Había en un pueblo de la India un hombre de gran santidad. La
verdad es que ese hombre les parecía una persona notable al mismo tiempo que
los confundía.
El caso es que le pidieron que les predicase. El hombre, que
siempre estaba en disponibilidad para los demás, no dudó en aceptar.
El día señalado para la prédica, no obstante, tuvo la
intuición de que la actitud de los asistentes no era sincera y de que debían
recibir una lección.
Llegó el momento de la charla y todos los aldeanos se
dispusieron a escuchar al hombre santo confiados en pasar un buen rato a su
costa.
El maestro se presentó ante ellos. Tras una breve pausa de
silencio, preguntó:
-Amigos, ¿sabéis de qué voy a
hablaros?
-No -contestaron.
-En ese caso -dijo-, no voy a
deciros nada. Sois tan ignorantes que de nada podría hablaros que mereciera la
pena. En tanto no sepáis de qué voy a hablaros, no os dirigiré la palabra.

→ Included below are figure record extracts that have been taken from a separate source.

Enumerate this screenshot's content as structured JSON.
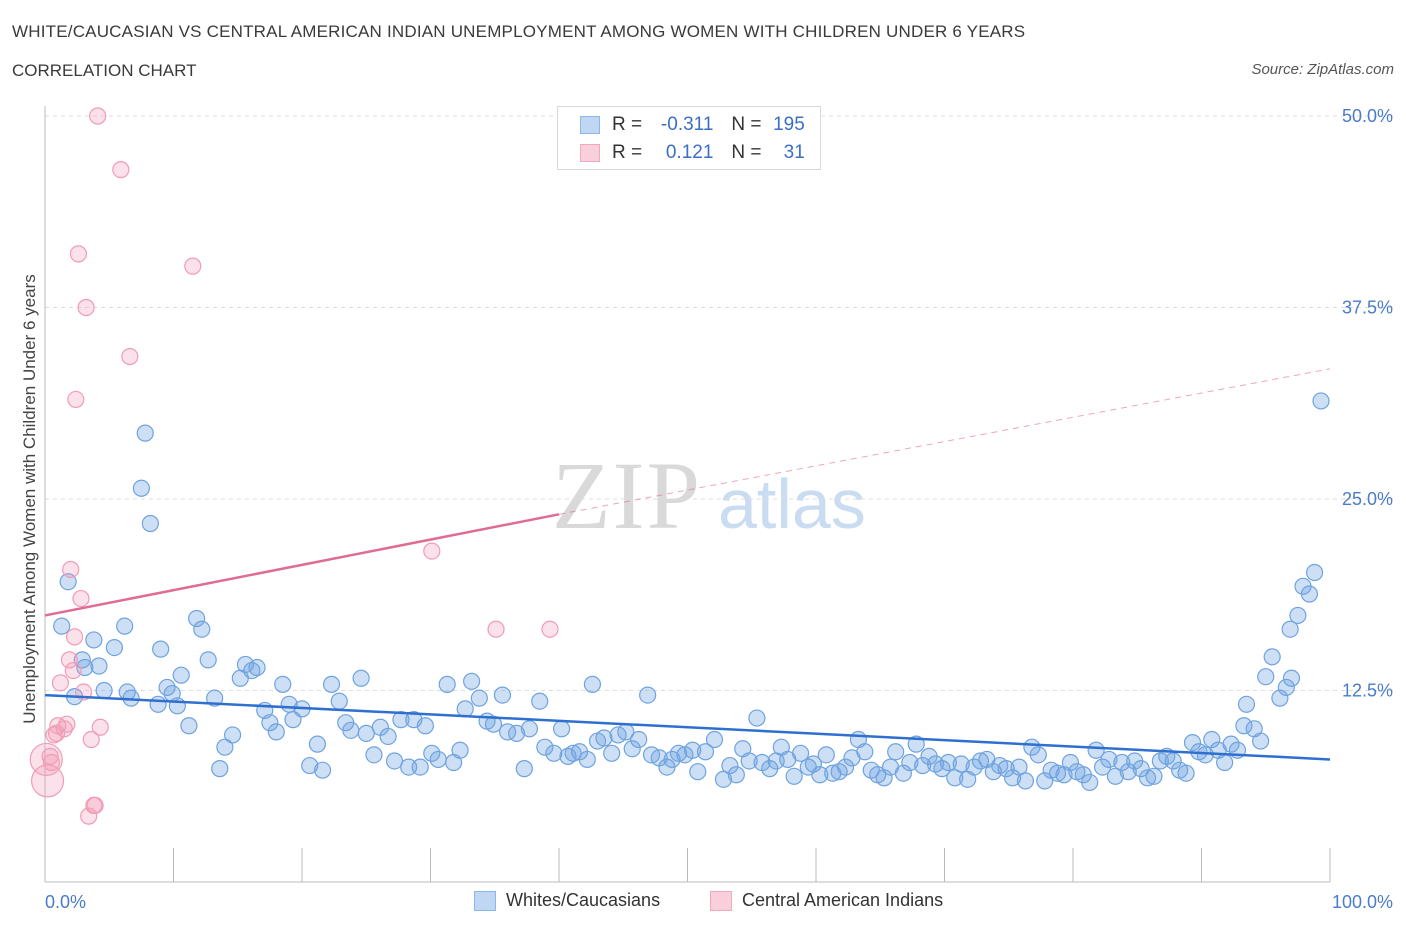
{
  "header": {
    "title": "WHITE/CAUCASIAN VS CENTRAL AMERICAN INDIAN UNEMPLOYMENT AMONG WOMEN WITH CHILDREN UNDER 6 YEARS",
    "subtitle": "CORRELATION CHART",
    "source": "Source: ZipAtlas.com"
  },
  "legend": {
    "rows": [
      {
        "r_label": "R =",
        "r_value": "-0.311",
        "n_label": "N =",
        "n_value": "195",
        "color": "#8db6ea"
      },
      {
        "r_label": "R =",
        "r_value": "0.121",
        "n_label": "N =",
        "n_value": "31",
        "color": "#f4a8bf"
      }
    ]
  },
  "bottom_legend": {
    "items": [
      {
        "label": "Whites/Caucasians",
        "color": "#8db6ea"
      },
      {
        "label": "Central American Indians",
        "color": "#f4a8bf"
      }
    ]
  },
  "watermark": {
    "zip": "ZIP",
    "atlas": "atlas"
  },
  "chart_data": {
    "type": "scatter",
    "title": "WHITE/CAUCASIAN VS CENTRAL AMERICAN INDIAN UNEMPLOYMENT AMONG WOMEN WITH CHILDREN UNDER 6 YEARS",
    "xlabel": "",
    "ylabel": "Unemployment Among Women with Children Under 6 years",
    "xlim": [
      0,
      100
    ],
    "ylim": [
      0,
      50
    ],
    "y_ticks": [
      {
        "value": 12.5,
        "label": "12.5%"
      },
      {
        "value": 25,
        "label": "25.0%"
      },
      {
        "value": 37.5,
        "label": "37.5%"
      },
      {
        "value": 50,
        "label": "50.0%"
      }
    ],
    "x_tick_labels": [
      {
        "value": 0,
        "label": "0.0%"
      },
      {
        "value": 100,
        "label": "100.0%"
      }
    ],
    "grid": true,
    "legend_position": "top-center",
    "series": [
      {
        "name": "Whites/Caucasians",
        "color": "#6fa3e0",
        "trend": {
          "x": [
            0,
            100
          ],
          "y": [
            12.2,
            8.0
          ],
          "color": "#2e6fd0"
        },
        "points": [
          [
            1.3,
            16.7
          ],
          [
            1.8,
            19.6
          ],
          [
            2.3,
            12.1
          ],
          [
            2.9,
            14.5
          ],
          [
            3.1,
            14.0
          ],
          [
            3.8,
            15.8
          ],
          [
            4.2,
            14.1
          ],
          [
            4.6,
            12.5
          ],
          [
            5.4,
            15.3
          ],
          [
            6.2,
            16.7
          ],
          [
            6.4,
            12.4
          ],
          [
            6.7,
            12.0
          ],
          [
            7.5,
            25.7
          ],
          [
            7.8,
            29.3
          ],
          [
            8.2,
            23.4
          ],
          [
            8.8,
            11.6
          ],
          [
            9.0,
            15.2
          ],
          [
            9.5,
            12.7
          ],
          [
            9.9,
            12.3
          ],
          [
            10.3,
            11.5
          ],
          [
            10.6,
            13.5
          ],
          [
            11.2,
            10.2
          ],
          [
            11.8,
            17.2
          ],
          [
            12.2,
            16.5
          ],
          [
            12.7,
            14.5
          ],
          [
            13.2,
            12.0
          ],
          [
            13.6,
            7.4
          ],
          [
            14.0,
            8.8
          ],
          [
            14.6,
            9.6
          ],
          [
            15.2,
            13.3
          ],
          [
            15.6,
            14.2
          ],
          [
            16.1,
            13.8
          ],
          [
            16.5,
            14.0
          ],
          [
            17.1,
            11.2
          ],
          [
            17.5,
            10.4
          ],
          [
            18.0,
            9.8
          ],
          [
            18.5,
            12.9
          ],
          [
            19.0,
            11.6
          ],
          [
            19.3,
            10.6
          ],
          [
            20.0,
            11.3
          ],
          [
            20.6,
            7.6
          ],
          [
            21.2,
            9.0
          ],
          [
            21.6,
            7.3
          ],
          [
            22.3,
            12.9
          ],
          [
            22.9,
            11.8
          ],
          [
            23.4,
            10.4
          ],
          [
            23.8,
            9.9
          ],
          [
            24.6,
            13.3
          ],
          [
            25.0,
            9.7
          ],
          [
            25.6,
            8.3
          ],
          [
            26.1,
            10.1
          ],
          [
            26.7,
            9.5
          ],
          [
            27.2,
            7.9
          ],
          [
            27.7,
            10.6
          ],
          [
            28.3,
            7.5
          ],
          [
            28.7,
            10.6
          ],
          [
            29.2,
            7.5
          ],
          [
            29.6,
            10.2
          ],
          [
            30.1,
            8.4
          ],
          [
            30.6,
            8.0
          ],
          [
            31.3,
            12.9
          ],
          [
            31.8,
            7.8
          ],
          [
            32.3,
            8.6
          ],
          [
            32.7,
            11.3
          ],
          [
            33.2,
            13.1
          ],
          [
            33.8,
            12.0
          ],
          [
            34.4,
            10.5
          ],
          [
            34.9,
            10.3
          ],
          [
            35.6,
            12.2
          ],
          [
            36.0,
            9.8
          ],
          [
            36.7,
            9.7
          ],
          [
            37.3,
            7.4
          ],
          [
            37.7,
            10.0
          ],
          [
            38.5,
            11.8
          ],
          [
            38.9,
            8.8
          ],
          [
            39.6,
            8.4
          ],
          [
            40.2,
            10.0
          ],
          [
            40.7,
            8.2
          ],
          [
            41.1,
            8.4
          ],
          [
            41.6,
            8.5
          ],
          [
            42.2,
            8.0
          ],
          [
            42.6,
            12.9
          ],
          [
            43.0,
            9.2
          ],
          [
            43.5,
            9.4
          ],
          [
            44.1,
            8.4
          ],
          [
            44.6,
            9.6
          ],
          [
            45.2,
            9.8
          ],
          [
            45.7,
            8.7
          ],
          [
            46.2,
            9.3
          ],
          [
            46.9,
            12.2
          ],
          [
            47.2,
            8.3
          ],
          [
            47.8,
            8.1
          ],
          [
            48.4,
            7.5
          ],
          [
            48.8,
            8.0
          ],
          [
            49.3,
            8.4
          ],
          [
            49.8,
            8.3
          ],
          [
            50.4,
            8.6
          ],
          [
            50.8,
            7.2
          ],
          [
            51.4,
            8.5
          ],
          [
            52.1,
            9.3
          ],
          [
            52.8,
            6.7
          ],
          [
            53.3,
            7.6
          ],
          [
            53.8,
            7.0
          ],
          [
            54.3,
            8.7
          ],
          [
            54.8,
            7.9
          ],
          [
            55.4,
            10.7
          ],
          [
            55.8,
            7.8
          ],
          [
            56.4,
            7.4
          ],
          [
            56.9,
            7.9
          ],
          [
            57.3,
            8.8
          ],
          [
            57.8,
            8.0
          ],
          [
            58.3,
            6.9
          ],
          [
            58.8,
            8.4
          ],
          [
            59.4,
            7.5
          ],
          [
            59.8,
            7.7
          ],
          [
            60.3,
            7.0
          ],
          [
            60.8,
            8.3
          ],
          [
            61.3,
            7.1
          ],
          [
            61.8,
            7.2
          ],
          [
            62.3,
            7.5
          ],
          [
            62.8,
            8.1
          ],
          [
            63.3,
            9.3
          ],
          [
            63.8,
            8.5
          ],
          [
            64.3,
            7.3
          ],
          [
            64.8,
            7.0
          ],
          [
            65.3,
            6.8
          ],
          [
            65.8,
            7.5
          ],
          [
            66.2,
            8.5
          ],
          [
            66.8,
            7.1
          ],
          [
            67.3,
            7.8
          ],
          [
            67.8,
            9.0
          ],
          [
            68.3,
            7.6
          ],
          [
            68.8,
            8.2
          ],
          [
            69.3,
            7.7
          ],
          [
            69.8,
            7.4
          ],
          [
            70.3,
            7.8
          ],
          [
            70.8,
            6.8
          ],
          [
            71.3,
            7.7
          ],
          [
            71.8,
            6.7
          ],
          [
            72.3,
            7.5
          ],
          [
            72.8,
            7.9
          ],
          [
            73.3,
            8.0
          ],
          [
            73.8,
            7.2
          ],
          [
            74.3,
            7.6
          ],
          [
            74.8,
            7.4
          ],
          [
            75.3,
            6.8
          ],
          [
            75.8,
            7.5
          ],
          [
            76.3,
            6.6
          ],
          [
            76.8,
            8.8
          ],
          [
            77.3,
            8.3
          ],
          [
            77.8,
            6.6
          ],
          [
            78.3,
            7.3
          ],
          [
            78.8,
            7.1
          ],
          [
            79.3,
            7.0
          ],
          [
            79.8,
            7.8
          ],
          [
            80.3,
            7.2
          ],
          [
            80.8,
            7.0
          ],
          [
            81.3,
            6.5
          ],
          [
            81.8,
            8.6
          ],
          [
            82.3,
            7.5
          ],
          [
            82.8,
            8.0
          ],
          [
            83.3,
            6.9
          ],
          [
            83.8,
            7.8
          ],
          [
            84.3,
            7.2
          ],
          [
            84.8,
            7.9
          ],
          [
            85.3,
            7.4
          ],
          [
            85.8,
            6.8
          ],
          [
            86.3,
            6.9
          ],
          [
            86.8,
            7.9
          ],
          [
            87.3,
            8.2
          ],
          [
            87.8,
            7.9
          ],
          [
            88.3,
            7.3
          ],
          [
            88.8,
            7.1
          ],
          [
            89.3,
            9.1
          ],
          [
            89.8,
            8.5
          ],
          [
            90.3,
            8.3
          ],
          [
            90.8,
            9.3
          ],
          [
            91.3,
            8.6
          ],
          [
            91.8,
            7.8
          ],
          [
            92.3,
            9.0
          ],
          [
            92.8,
            8.6
          ],
          [
            93.3,
            10.2
          ],
          [
            93.5,
            11.6
          ],
          [
            94.1,
            10.0
          ],
          [
            94.6,
            9.2
          ],
          [
            95.0,
            13.4
          ],
          [
            95.5,
            14.7
          ],
          [
            96.1,
            12.0
          ],
          [
            96.6,
            12.7
          ],
          [
            97.0,
            13.3
          ],
          [
            96.9,
            16.5
          ],
          [
            97.5,
            17.4
          ],
          [
            97.9,
            19.3
          ],
          [
            98.4,
            18.8
          ],
          [
            98.8,
            20.2
          ],
          [
            99.3,
            31.4
          ]
        ]
      },
      {
        "name": "Central American Indians",
        "color": "#f29bb6",
        "trend": {
          "x": [
            0,
            40
          ],
          "y": [
            17.4,
            24.0
          ],
          "color": "#e06b93",
          "dashed_extension": {
            "x": [
              40,
              100
            ],
            "y": [
              24.0,
              33.5
            ]
          }
        },
        "points": [
          [
            0.2,
            6.6
          ],
          [
            0.4,
            8.2
          ],
          [
            0.5,
            7.8
          ],
          [
            0.7,
            9.6
          ],
          [
            0.9,
            9.7
          ],
          [
            1.0,
            10.2
          ],
          [
            1.2,
            13.0
          ],
          [
            1.5,
            10.0
          ],
          [
            1.7,
            10.3
          ],
          [
            1.9,
            14.5
          ],
          [
            2.0,
            20.4
          ],
          [
            2.2,
            13.8
          ],
          [
            2.3,
            16.0
          ],
          [
            2.4,
            31.5
          ],
          [
            2.6,
            41.0
          ],
          [
            2.8,
            18.5
          ],
          [
            3.0,
            12.4
          ],
          [
            3.2,
            37.5
          ],
          [
            3.4,
            4.3
          ],
          [
            3.6,
            9.3
          ],
          [
            3.8,
            5.0
          ],
          [
            3.9,
            5.0
          ],
          [
            4.1,
            50.0
          ],
          [
            4.3,
            10.1
          ],
          [
            5.9,
            46.5
          ],
          [
            6.6,
            34.3
          ],
          [
            11.5,
            40.2
          ],
          [
            30.1,
            21.6
          ],
          [
            35.1,
            16.5
          ],
          [
            39.3,
            16.5
          ],
          [
            0.1,
            8.0
          ]
        ]
      }
    ]
  }
}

Los asistentes, desorientados, se fueron a sus casas. Se
reunieron al día siguiente y decidieron reclamar nuevamente las palabras del
santo.
El hombre no dudó en acudir hasta ellos y les preguntó:
-¿Sabéis de qué voy a hablaros?
-Sí, lo sabemos -repusieron los
aldeanos.
-Siendo así -dijo el santo-, no
tengo nada que deciros, porque ya lo sabéis. Que paséis una buena noche,
amigos.
Los aldeanos se sintieron burlados y experimentaron mucha
indignación.
No se dieron por vencidos, desde luego, y convocaron de
nuevo al hombre santo. Él miró a los asistentes en silencio y calma. Después,
preguntó:
-¿Sabéis, amigos, de qué voy a
hablaros?
No queriendo dejarse atrapar de nuevo, los aldeanos ya
habían convenido la respuesta:
-Algunos lo sabemos y otros no.
Y el hombre santo dijo:
-En tal caso, que los que saben
transmitan su conocimiento a los que no saben.
Dicho esto, el hombre santo se marchó de nuevo al bosque.